Выбрать главу

Мы быстро замечаем подобные недостатки у других народов, особенно, когда подчеркиваем все то зло, какое причинили им своим вмешательством представители римской курии. Но это лишь доказывает справедливость старой притчи о том, что мы охотнее замечаем чужие ошибки, нежели свои. Ибо ни один народ не допустил бы над собой такого жестокого контроля со стороны церкви, какой существует у нас, в Соединенных Штатах, особенно в тех городах, которые были основаны сектантами, где вся жизнь до сих пор зависит от этих сект. Но, пожалуй, самой характерной нашей чертой является сегодня стремление распространить контроль общества на все области жизни, далеко за пределы, установленные законами и уложениями. Этот новый культ, получивший пристойное наименование Общественного мнения, является детищем и продолжением сектантских церквей с их всенародными исповедями и покаяниями. Сектанты всегда стремились играть роль государства в государстве, чему немало способствовала их особая система иерархии, а также наши провинциальные обычаи.

Если так обстоят дела у нас самих, то что уж говорить о католиках или протестантах! Скажем только, что Изабелла была искренне набожна, а потому оказывала духовенству всяческие милости, когда они не шли вразрез с ее совестью. В частности, служители церкви имели к ней свободный доступ, и влияние их на королеву было весьма значительно.

Вот и сейчас в покоях королевы среди прочих приближенных находились Эрнандо де Талавера, только что назначенный архиепископом Гранадским, и отец Педро де Карраскаль, бывший наставник Луиса де Бобадилья, ученый богослов, известный своим высоким происхождением и великой простотой души.

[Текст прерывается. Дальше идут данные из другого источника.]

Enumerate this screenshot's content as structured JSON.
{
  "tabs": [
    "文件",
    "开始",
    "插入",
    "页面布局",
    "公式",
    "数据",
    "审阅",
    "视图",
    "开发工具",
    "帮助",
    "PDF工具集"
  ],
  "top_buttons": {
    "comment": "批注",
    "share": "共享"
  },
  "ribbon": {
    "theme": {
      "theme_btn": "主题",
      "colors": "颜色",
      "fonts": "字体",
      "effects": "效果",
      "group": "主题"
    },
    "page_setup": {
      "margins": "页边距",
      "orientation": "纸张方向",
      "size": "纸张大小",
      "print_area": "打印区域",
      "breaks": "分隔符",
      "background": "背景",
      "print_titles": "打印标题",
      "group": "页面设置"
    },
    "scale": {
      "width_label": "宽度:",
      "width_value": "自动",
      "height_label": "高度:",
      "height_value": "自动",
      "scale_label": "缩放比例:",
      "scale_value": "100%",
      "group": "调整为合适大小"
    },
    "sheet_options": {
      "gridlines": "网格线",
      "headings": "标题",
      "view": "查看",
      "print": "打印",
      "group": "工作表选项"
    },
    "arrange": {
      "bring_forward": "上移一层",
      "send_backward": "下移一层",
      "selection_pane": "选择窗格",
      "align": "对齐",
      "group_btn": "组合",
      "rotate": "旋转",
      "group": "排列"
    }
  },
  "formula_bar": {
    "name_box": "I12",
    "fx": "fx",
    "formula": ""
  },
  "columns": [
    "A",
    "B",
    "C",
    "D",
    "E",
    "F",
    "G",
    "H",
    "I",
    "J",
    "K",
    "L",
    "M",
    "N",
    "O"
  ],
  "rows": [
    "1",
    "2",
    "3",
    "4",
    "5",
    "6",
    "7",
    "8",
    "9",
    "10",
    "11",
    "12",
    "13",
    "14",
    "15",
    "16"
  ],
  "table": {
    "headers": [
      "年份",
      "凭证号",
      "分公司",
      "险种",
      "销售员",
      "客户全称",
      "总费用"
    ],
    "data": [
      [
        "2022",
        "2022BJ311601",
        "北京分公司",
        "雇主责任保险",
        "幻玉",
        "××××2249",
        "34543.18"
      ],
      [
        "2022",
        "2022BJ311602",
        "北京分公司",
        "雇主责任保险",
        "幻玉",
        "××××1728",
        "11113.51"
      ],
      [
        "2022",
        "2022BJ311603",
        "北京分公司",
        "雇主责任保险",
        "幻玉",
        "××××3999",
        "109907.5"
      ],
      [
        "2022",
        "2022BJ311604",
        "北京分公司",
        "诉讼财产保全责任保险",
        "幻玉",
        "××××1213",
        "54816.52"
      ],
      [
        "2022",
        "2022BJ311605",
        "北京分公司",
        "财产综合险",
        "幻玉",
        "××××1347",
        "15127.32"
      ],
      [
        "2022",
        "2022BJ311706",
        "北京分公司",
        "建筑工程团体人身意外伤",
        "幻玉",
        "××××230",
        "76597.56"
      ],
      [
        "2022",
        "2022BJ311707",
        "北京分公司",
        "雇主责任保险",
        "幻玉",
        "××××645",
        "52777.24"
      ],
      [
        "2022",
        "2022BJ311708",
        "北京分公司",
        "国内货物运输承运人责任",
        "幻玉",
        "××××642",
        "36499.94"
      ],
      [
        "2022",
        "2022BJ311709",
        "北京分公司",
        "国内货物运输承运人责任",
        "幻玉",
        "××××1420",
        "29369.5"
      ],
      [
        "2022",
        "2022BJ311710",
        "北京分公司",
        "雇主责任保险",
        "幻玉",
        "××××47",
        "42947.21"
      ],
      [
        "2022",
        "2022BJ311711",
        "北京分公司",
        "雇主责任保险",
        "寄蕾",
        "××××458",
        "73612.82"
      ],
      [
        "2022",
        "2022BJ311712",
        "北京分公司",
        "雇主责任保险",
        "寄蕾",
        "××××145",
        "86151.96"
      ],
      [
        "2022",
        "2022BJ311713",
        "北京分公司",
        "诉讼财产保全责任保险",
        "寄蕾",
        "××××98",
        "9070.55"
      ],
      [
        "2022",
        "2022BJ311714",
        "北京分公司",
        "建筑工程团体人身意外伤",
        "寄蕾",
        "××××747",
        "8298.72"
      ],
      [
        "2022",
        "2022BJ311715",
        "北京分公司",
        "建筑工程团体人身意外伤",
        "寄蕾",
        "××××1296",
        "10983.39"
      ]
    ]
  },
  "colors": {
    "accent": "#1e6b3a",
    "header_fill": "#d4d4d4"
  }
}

Изабелла сидела за маленьким столиком и занималась таким обыденным делом, как шитье рубашки для короля; свои домашние обязанности она старалась выполнить так же добросовестно, как жена какого-нибудь простого купца из ее собственной столицы. Впрочем, таков был дух эпохи, — вернее, такова была политика государей. Многие путешественники видели знаменитое седло герцогини Бургундской с особым приспособлением для прялки на передней луке, чтобы даже во время езды верхом сия государыня могла подавать пример трудолюбия своим восхищенным подданным. И уже в наши времена всеобщего изобилия, когда иные жены и не снисходят до того, чтобы прикоснуться к предмету столь низменному, как рубашка мужа, мы собственными глазами видели другую королеву, которая в кругу своих дочерей шила так усердно, словно от ее прилежания зависела жизнь всей семьи.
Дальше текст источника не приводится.